Two of the outposts were established before the court approved the expulsion of over 1,000 people in May 2022, while at least three were established after the court’s decision.

Local anti-settlement activist Ibrahim al-Hathlin said it has become near-impossible for Palestinians living in Masafer Yatta to move anywhere freely, to the point that anyone outside their own village, even a few meters, risks arrest on the pretext that they are in a closed military zone.

“The training exercises are terrifying, the sounds of explosions are loud, and the unexploded ordnance is deadly. The most dangerous thing is that it has become a closed area, difficult to enter or exit from, in spite of the large Palestinian presence,” al-Hathlin told The Electronic Intifada.

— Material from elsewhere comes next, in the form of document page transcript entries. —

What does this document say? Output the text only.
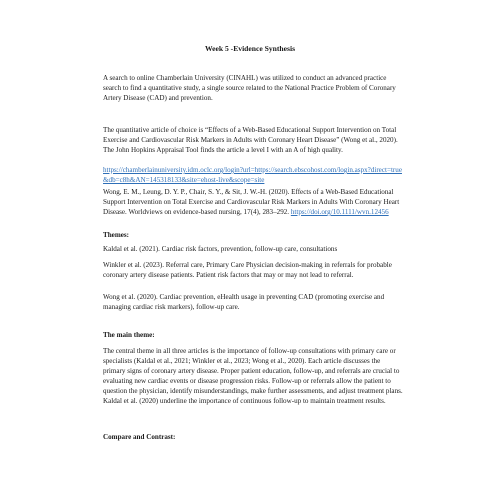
Week 5 -Evidence Synthesis

A search to online Chamberlain University (CINAHL) was utilized to conduct an advanced practice search to find a quantitative study, a single source related to the National Practice Problem of Coronary Artery Disease (CAD) and prevention.

The quantitative article of choice is “Effects of a Web-Based Educational Support Intervention on Total Exercise and Cardiovascular Risk Markers in Adults with Coronary Heart Disease” (Wong et al., 2020). The John Hopkins Appraisal Tool finds the article a level I with an A of high quality.

https://chamberlainuniversity.idm.oclc.org/login?url=https://search.ebscohost.com/login.aspx?direct=true&db=c8h&AN=145318133&site=ehost-live&scope=site

Wong, E. M., Leung, D. Y. P., Chair, S. Y., & Sit, J. W.-H. (2020). Effects of a Web-Based Educational Support Intervention on Total Exercise and Cardiovascular Risk Markers in Adults With Coronary Heart Disease. Worldviews on evidence-based nursing, 17(4), 283–292. https://doi.org/10.1111/wvn.12456

Themes:

Kaldal et al. (2021). Cardiac risk factors, prevention, follow-up care, consultations

Winkler et al. (2023). Referral care, Primary Care Physician decision-making in referrals for probable coronary artery disease patients. Patient risk factors that may or may not lead to referral.

Wong et al. (2020). Cardiac prevention, eHealth usage in preventing CAD (promoting exercise and managing cardiac risk markers), follow-up care.

The main theme:

The central theme in all three articles is the importance of follow-up consultations with primary care or specialists (Kaldal et al., 2021; Winkler et al., 2023; Wong et al., 2020). Each article discusses the primary signs of coronary artery disease. Proper patient education, follow-up, and referrals are crucial to evaluating new cardiac events or disease progression risks. Follow-up or referrals allow the patient to question the physician, identify misunderstandings, make further assessments, and adjust treatment plans. Kaldal et al. (2020) underline the importance of continuous follow-up to maintain treatment results.

Compare and Contrast:
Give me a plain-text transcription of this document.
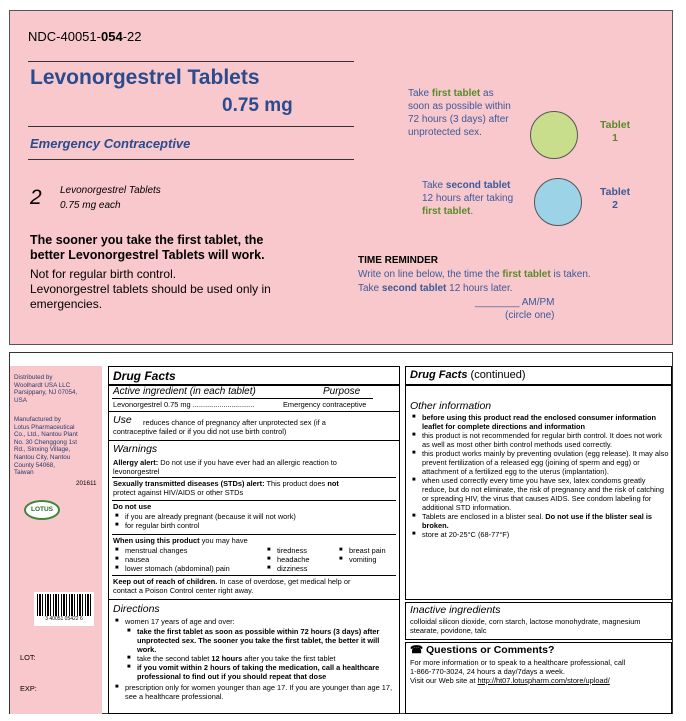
NDC-40051-054-22
Levonorgestrel Tablets
0.75 mg
Emergency Contraceptive
2 Levonorgestrel Tablets
0.75 mg each
The sooner you take the first tablet, the
better Levonorgestrel Tablets will work.
Not for regular birth control.
Levonorgestrel tablets should be used only in
emergencies.
Take first tablet as
soon as possible within
72 hours (3 days) after
unprotected sex.
Tablet
1
Take second tablet
12 hours after taking
first tablet.
Tablet
2
TIME REMINDER
Write on line below, the time the first tablet is taken.
Take second tablet 12 hours later.
________ AM/PM
(circle one)
Distributed by
Woolhardt USA LLC
Parsippany, NJ 07054,
USA
Manufactured by
Lotus Pharmaceutical
Co., Ltd., Nantou Plant
No. 30 Chenggong 1st
Rd., Sinxing Village,
Nantou City, Nantou
County 54068,
Taiwan
201611
LOTUS
3 40051 05422 6
LOT:
EXP:
Drug Facts
Active ingredient (in each tablet)	Purpose
Levonorgestrel 0.75 mg ..............................	Emergency contraceptive
Use reduces chance of pregnancy after unprotected sex (if a
contraceptive failed or if you did not use birth control)
Warnings
Allergy alert: Do not use if you have ever had an allergic reaction to
levonorgestrel
Sexually transmitted diseases (STDs) alert: This product does not
protect against HIV/AIDS or other STDs
Do not use
■ if you are already pregnant (because it will not work)
■ for regular birth control
When using this product you may have
■ menstrual changes
■ nausea
■ lower stomach (abdominal) pain
■ tiredness
■ headache
■ dizziness
■ breast pain
■ vomiting
Keep out of reach of children. In case of overdose, get medical help or
contact a Poison Control center right away.
Directions
■ women 17 years of age and over:
■ take the first tablet as soon as possible within 72 hours (3 days) after unprotected sex. The sooner you take the first tablet, the better it will work.
■ take the second tablet 12 hours after you take the first tablet
■ if you vomit within 2 hours of taking the medication, call a healthcare professional to find out if you should repeat that dose
■ prescription only for women younger than age 17. If you are younger than age 17, see a healthcare professional.
Drug Facts (continued)
Other information
■ before using this product read the enclosed consumer information leaflet for complete directions and information
■ this product is not recommended for regular birth control. It does not work as well as most other birth control methods used correctly.
■ this product works mainly by preventing ovulation (egg release). It may also prevent fertilization of a released egg (joining of sperm and egg) or attachment of a fertilized egg to the uterus (implantation).
■ when used correctly every time you have sex, latex condoms greatly reduce, but do not eliminate, the risk of pregnancy and the risk of catching or spreading HIV, the virus that causes AIDS. See condom labeling for additional STD information.
■ Tablets are enclosed in a blister seal. Do not use if the blister seal is broken.
■ store at 20-25°C (68-77°F)
Inactive ingredients
colloidal silicon dioxide, corn starch, lactose monohydrate, magnesium stearate, povidone, talc
☎ Questions or Comments?
For more information or to speak to a healthcare professional, call
1-866-770-3024, 24 hours a day/7days a week.
Visit our Web site at http://ht07.lotuspharm.com/store/upload/
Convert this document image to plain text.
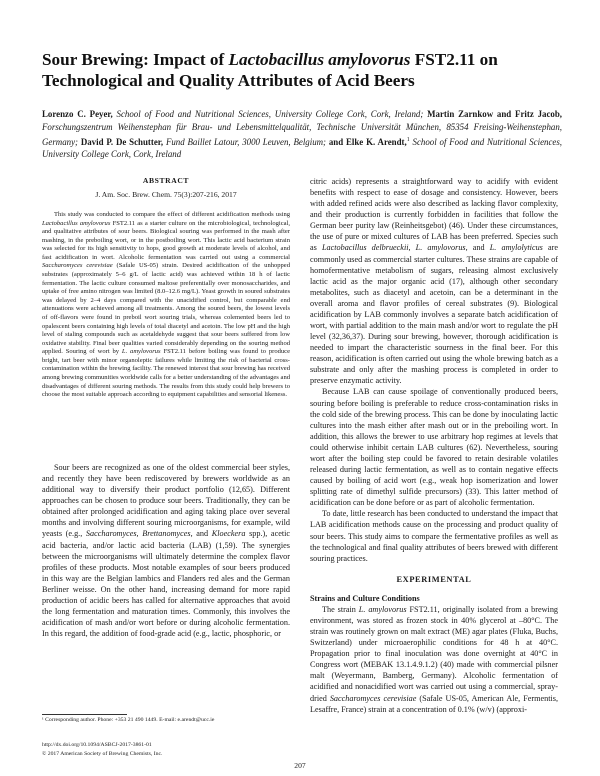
Sour Brewing: Impact of Lactobacillus amylovorus FST2.11 on Technological and Quality Attributes of Acid Beers
Lorenzo C. Peyer, School of Food and Nutritional Sciences, University College Cork, Cork, Ireland; Martin Zarnkow and Fritz Jacob, Forschungszentrum Weihenstephan für Brau- und Lebensmittelqualität, Technische Universität München, 85354 Freising-Weihenstephan, Germany; David P. De Schutter, Fund Baillet Latour, 3000 Leuven, Belgium; and Elke K. Arendt,$^1$ School of Food and Nutritional Sciences, University College Cork, Cork, Ireland
ABSTRACT
J. Am. Soc. Brew. Chem. 75(3):207-216, 2017
This study was conducted to compare the effect of different acidification methods using Lactobacillus amylovorus FST2.11 as a starter culture on the microbiological, technological, and qualitative attributes of sour beers. Biological souring was performed in the mash after mashing, in the preboiling wort, or in the postboiling wort. This lactic acid bacterium strain was selected for its high sensitivity to hops, good growth at moderate levels of alcohol, and fast acidification in wort. Alcoholic fermentation was carried out using a commercial Saccharomyces cerevisiae (Safale US-05) strain. Desired acidification of the unhopped substrates (approximately 5–6 g/L of lactic acid) was achieved within 18 h of lactic fermentation. The lactic culture consumed maltose preferentially over monosaccharides, and uptake of free amino nitrogen was limited (8.0–12.6 mg/L). Yeast growth in soured substrates was delayed by 2–4 days compared with the unacidified control, but comparable end attenuations were achieved among all treatments. Among the soured beers, the lowest levels of off-flavors were found in preboil wort souring trials, whereas colemented beers led to opalescent beers containing high levels of total diacetyl and acetoin. The low pH and the high level of staling compounds such as acetaldehyde suggest that sour beers suffered from low oxidative stability. Final beer qualities varied considerably depending on the souring method applied. Souring of wort by L. amylovorus FST2.11 before boiling was found to produce bright, tart beer with minor organoleptic failures while limiting the risk of bacterial cross-contamination within the brewing facility. The renewed interest that sour brewing has received among brewing communities worldwide calls for a better understanding of the advantages and disadvantages of different souring methods. The results from this study could help brewers to choose the most suitable approach according to equipment capabilities and sensorial likeness.

Sour beers are recognized as one of the oldest commercial beer styles, and recently they have been rediscovered by brewers worldwide as an additional way to diversify their product portfolio (12,65). Different approaches can be chosen to produce sour beers. Traditionally, they can be obtained after prolonged acidification and aging taking place over several months and involving different souring microorganisms, for example, wild yeasts (e.g., Saccharomyces, Brettanomyces, and Kloeckera spp.), acetic acid bacteria, and/or lactic acid bacteria (LAB) (1,59). The synergies between the microorganisms will ultimately determine the complex flavor profiles of these products. Most notable examples of sour beers produced in this way are the Belgian lambics and Flanders red ales and the German Berliner weisse. On the other hand, increasing demand for more rapid production of acidic beers has called for alternative approaches that avoid the long fermentation and maturation times. Commonly, this involves the acidification of mash and/or wort before or during alcoholic fermentation. In this regard, the addition of food-grade acid (e.g., lactic, phosphoric, or

¹ Corresponding author. Phone: +353 21 490 1449. E-mail: e.arendt@ucc.ie
http://dx.doi.org/10.1094/ASBCJ-2017-3861-01
© 2017 American Society of Brewing Chemists, Inc.

citric acids) represents a straightforward way to acidify with evident benefits with respect to ease of dosage and consistency. However, beers with added refined acids were also described as lacking flavor complexity, and their production is currently forbidden in facilities that follow the German beer purity law (Reinheitsgebot) (46). Under these circumstances, the use of pure or mixed cultures of LAB has been preferred. Species such as Lactobacillus delbrueckii, L. amylovorus, and L. amylolyticus are commonly used as commercial starter cultures. These strains are capable of homofermentative metabolism of sugars, releasing almost exclusively lactic acid as the major organic acid (17), although other secondary metabolites, such as diacetyl and acetoin, can be a determinant in the overall aroma and flavor profiles of cereal substrates (9). Biological acidification by LAB commonly involves a separate batch acidification of wort, with partial addition to the main mash and/or wort to regulate the pH level (32,36,37). During sour brewing, however, thorough acidification is needed to impart the characteristic sourness in the final beer. For this reason, acidification is often carried out using the whole brewing batch as a substrate and only after the mashing process is completed in order to preserve enzymatic activity.

Because LAB can cause spoilage of conventionally produced beers, souring before boiling is preferable to reduce cross-contamination risks in the cold side of the brewing process. This can be done by inoculating lactic cultures into the mash either after mash out or in the preboiling wort. In addition, this allows the brewer to use arbitrary hop regimes at levels that could otherwise inhibit certain LAB cultures (62). Nevertheless, souring wort after the boiling step could be favored to retain desirable volatiles released during lactic fermentation, as well as to contain negative effects caused by boiling of acid wort (e.g., weak hop isomerization and lower splitting rate of dimethyl sulfide precursors) (33). This latter method of acidification can be done before or as part of alcoholic fermentation.

To date, little research has been conducted to understand the impact that LAB acidification methods cause on the processing and product quality of sour beers. This study aims to compare the fermentative profiles as well as the technological and final quality attributes of beers brewed with different souring practices.

EXPERIMENTAL

Strains and Culture Conditions

The strain L. amylovorus FST2.11, originally isolated from a brewing environment, was stored as frozen stock in 40% glycerol at –80°C. The strain was routinely grown on malt extract (ME) agar plates (Fluka, Buchs, Switzerland) under microaerophilic conditions for 48 h at 40°C. Propagation prior to final inoculation was done overnight at 40°C in Congress wort (MEBAK 13.1.4.9.1.2) (40) made with commercial pilsner malt (Weyermann, Bamberg, Germany). Alcoholic fermentation of acidified and nonacidified wort was carried out using a commercial, spray-dried Saccharomyces cerevisiae (Safale US-05, American Ale, Fermentis, Lesaffre, France) strain at a concentration of 0.1% (w/v) (approxi-

207
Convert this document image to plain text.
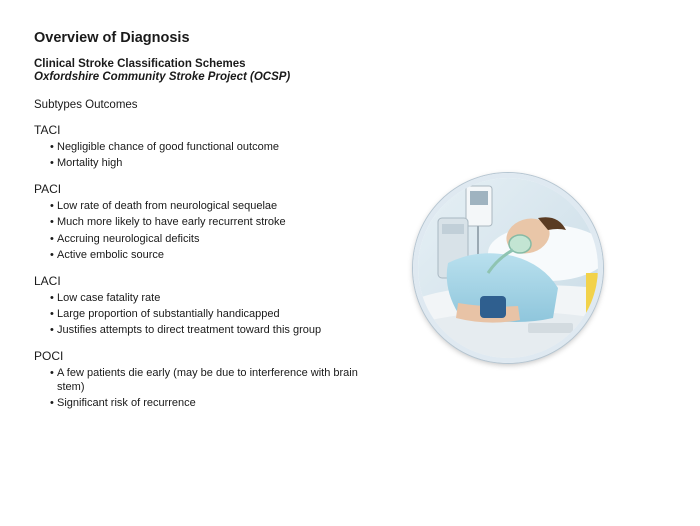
Overview of Diagnosis
Clinical Stroke Classification Schemes
Oxfordshire Community Stroke Project (OCSP)
Subtypes Outcomes
TACI
• Negligible chance of good functional outcome
• Mortality high
PACI
• Low rate of death from neurological sequelae
• Much more likely to have early recurrent stroke
• Accruing neurological deficits
• Active embolic source
LACI
• Low case fatality rate
• Large proportion of substantially handicapped
• Justifies attempts to direct treatment toward this group
POCI
• A few patients die early (may be due to interference with brain stem)
• Significant risk of recurrence
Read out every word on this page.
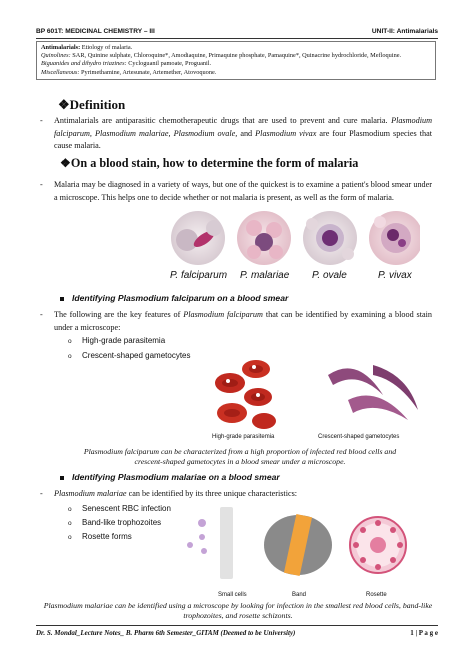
BP 601T: MEDICINAL CHEMISTRY – III	UNIT-II: Antimalarials
Antimalarials: Etiology of malaria.
Quinolines: SAR, Quinine sulphate, Chloroquine*, Amodiaquine, Primaquine phosphate, Pamaquine*, Quinacrine hydrochloride, Mefloquine.
Biguanides and dihydro triazines: Cycloguanil pamoate, Proguanil.
Miscellaneous: Pyrimethamine, Artesunate, Artemether, Atovoquone.
❖Definition
-	Antimalarials are antiparasitic chemotherapeutic drugs that are used to prevent and cure malaria. Plasmodium falciparum, Plasmodium malariae, Plasmodium ovale, and Plasmodium vivax are four Plasmodium species that cause malaria.
❖On a blood stain, how to determine the form of malaria
-	Malaria may be diagnosed in a variety of ways, but one of the quickest is to examine a patient's blood smear under a microscope. This helps one to decide whether or not malaria is present, as well as the form of malaria.
P. falciparum P. malariae P. ovale	P. vivax
Identifying Plasmodium falciparum on a blood smear
-	The following are the key features of Plasmodium falciparum that can be identified by examining a blood stain under a microscope:
o High-grade parasitemia
o Crescent-shaped gametocytes
High-grade parasitemia	Crescent-shaped gametocytes
Plasmodium falciparum can be characterized from a high proportion of infected red blood cells and crescent-shaped gametocytes in a blood smear under a microscope.
Identifying Plasmodium malariae on a blood smear
-	Plasmodium malariae can be identified by its three unique characteristics:
o Senescent RBC infection
o Band-like trophozoites
o Rosette forms
Small cells	Band	Rosette
Plasmodium malariae can be identified using a microscope by looking for infection in the smallest red blood cells, band-like trophozoites, and rosette schizonts.
Dr. S. Mondal_Lecture Notes_ B. Pharm 6th Semester_GITAM (Deemed to be University)	1 | P a g e
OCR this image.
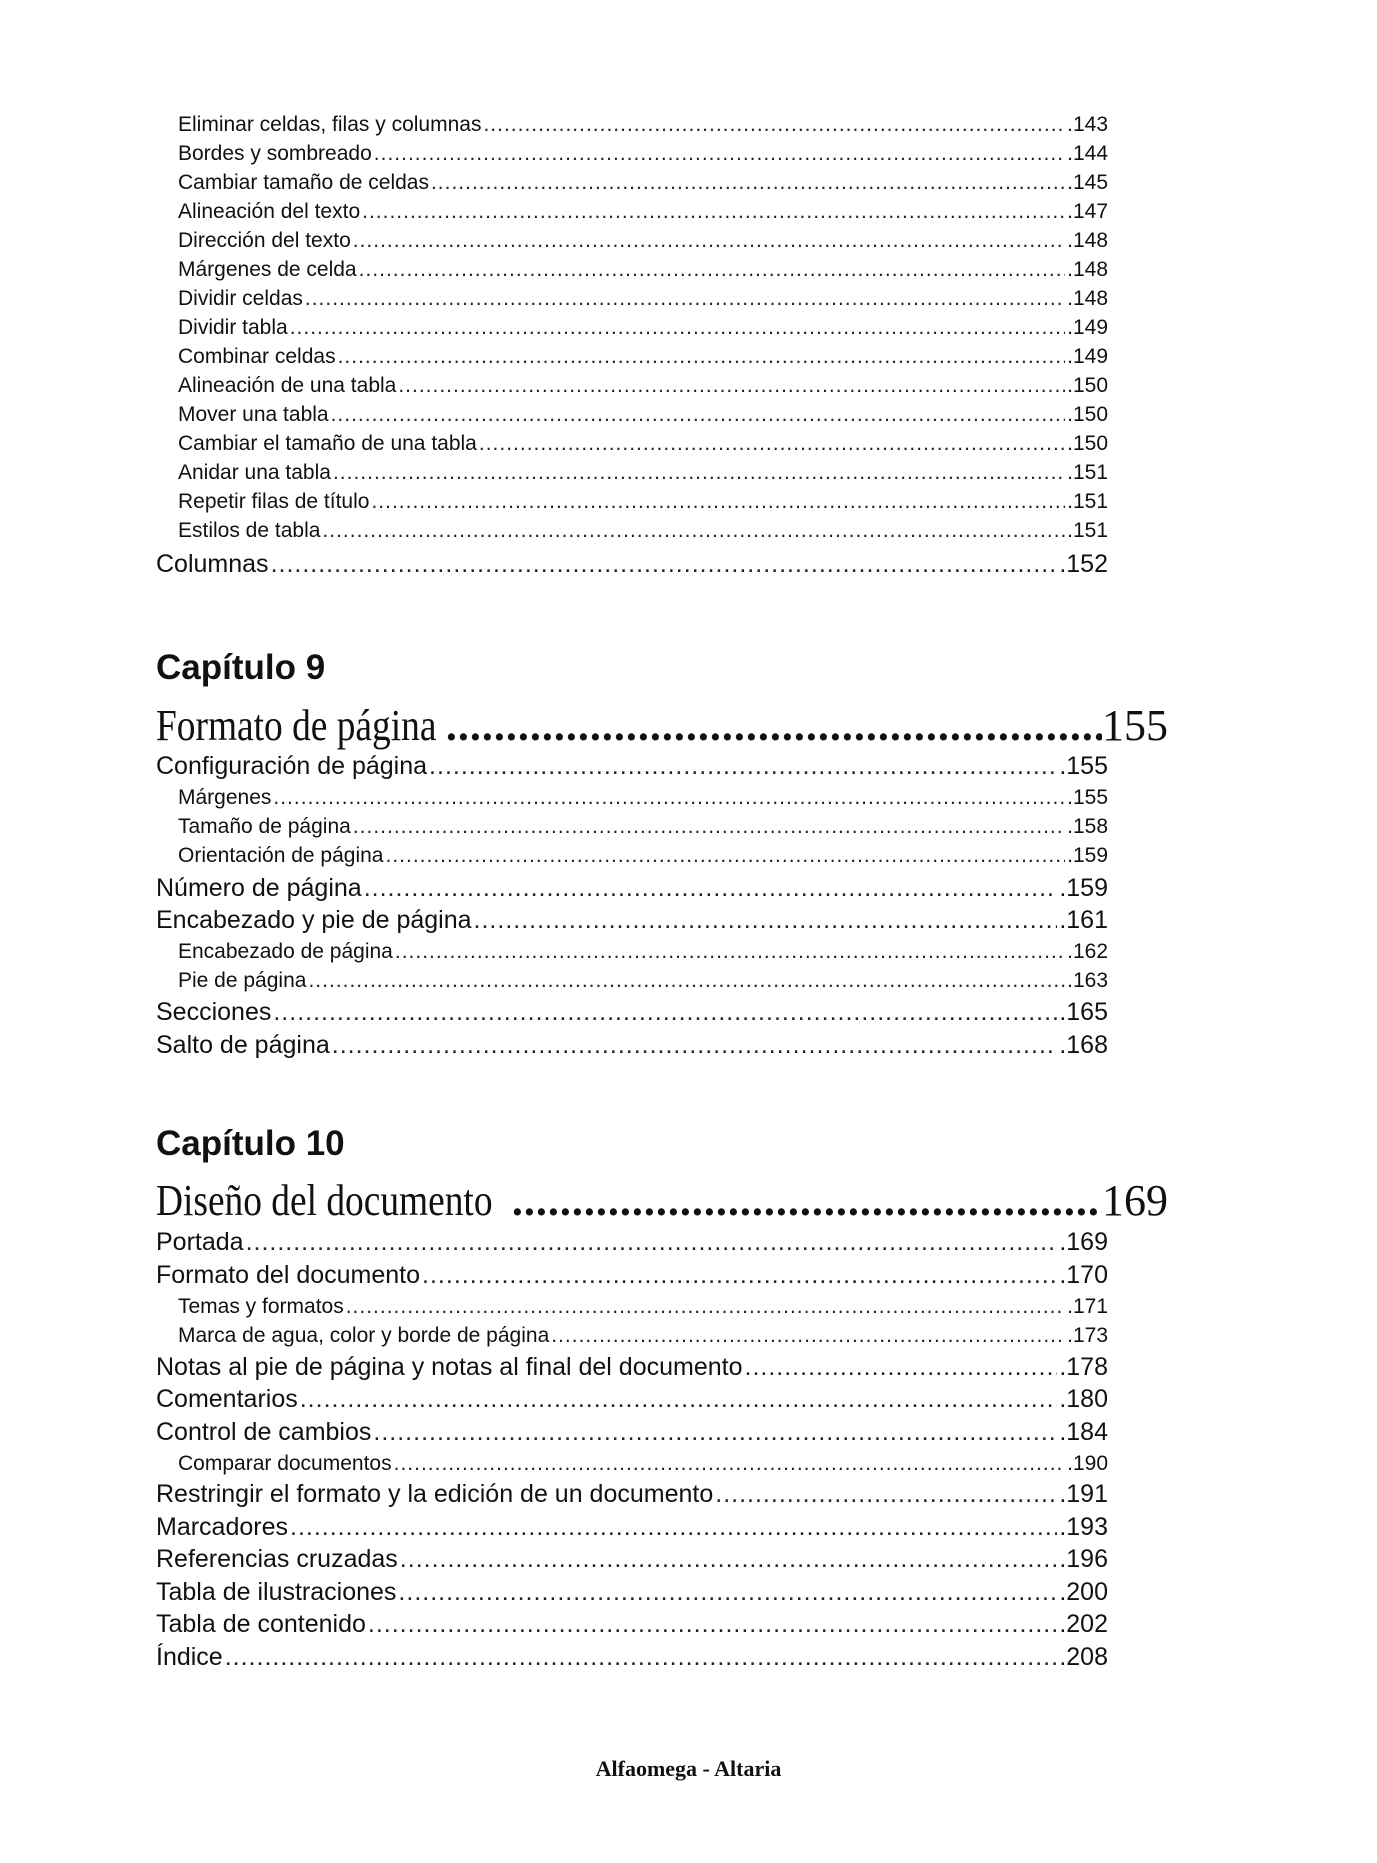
Eliminar celdas, filas y columnas .....	.143
Bordes y sombreado .....	.144
Cambiar tamaño de celdas .....	.145
Alineación del texto .....	.147
Dirección del texto .....	.148
Márgenes de celda .....	.148
Dividir celdas .....	.148
Dividir tabla .....	.149
Combinar celdas .....	.149
Alineación de una tabla .....	.150
Mover una tabla .....	.150
Cambiar el tamaño de una tabla .....	.150
Anidar una tabla .....	.151
Repetir filas de título .....	.151
Estilos de tabla .....	.151
Columnas .....	.152
Capítulo 9
Formato de página .....	155
Configuración de página .....	.155
Márgenes .....	.155
Tamaño de página .....	.158
Orientación de página .....	.159
Número de página .....	.159
Encabezado y pie de página .....	.161
Encabezado de página .....	.162
Pie de página .....	.163
Secciones .....	.165
Salto de página .....	.168
Capítulo 10
Diseño del documento .....	169
Portada .....	.169
Formato del documento .....	.170
Temas y formatos .....	.171
Marca de agua, color y borde de página .....	.173
Notas al pie de página y notas al final del documento .....	.178
Comentarios .....	.180
Control de cambios .....	.184
Comparar documentos .....	.190
Restringir el formato y la edición de un documento .....	.191
Marcadores .....	.193
Referencias cruzadas .....	.196
Tabla de ilustraciones .....	.200
Tabla de contenido .....	.202
Índice .....	.208
Alfaomega - Altaria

And harassment is a regular occurrence, whether from the military or the nearby settlers.

At the beginning of August, Israeli soldiers poured out cement on the ground one local was using to build an extra room for his family.

Just this week, according to Abu Obeid, the military confiscated his vehicle from his home in Tabban.

Israel has designated some 18 percent of the West Bank as closed military zones in which no one is allowed without army permission. All these areas, like Masafer Yatta, are in Area C, so-called under the Oslo accords to designate the more than 60 percent of the occupied West Bank that remains under full Israeli military and civilian control.

This leaves villagers with little recourse to justice outside the Israeli court system and barely any options, said al-Hathlin.

“The locals have two options: either leave or be patient,” he said.

“We are very patient.”

Fayha’ Shalash is a journalist based in Ramallah.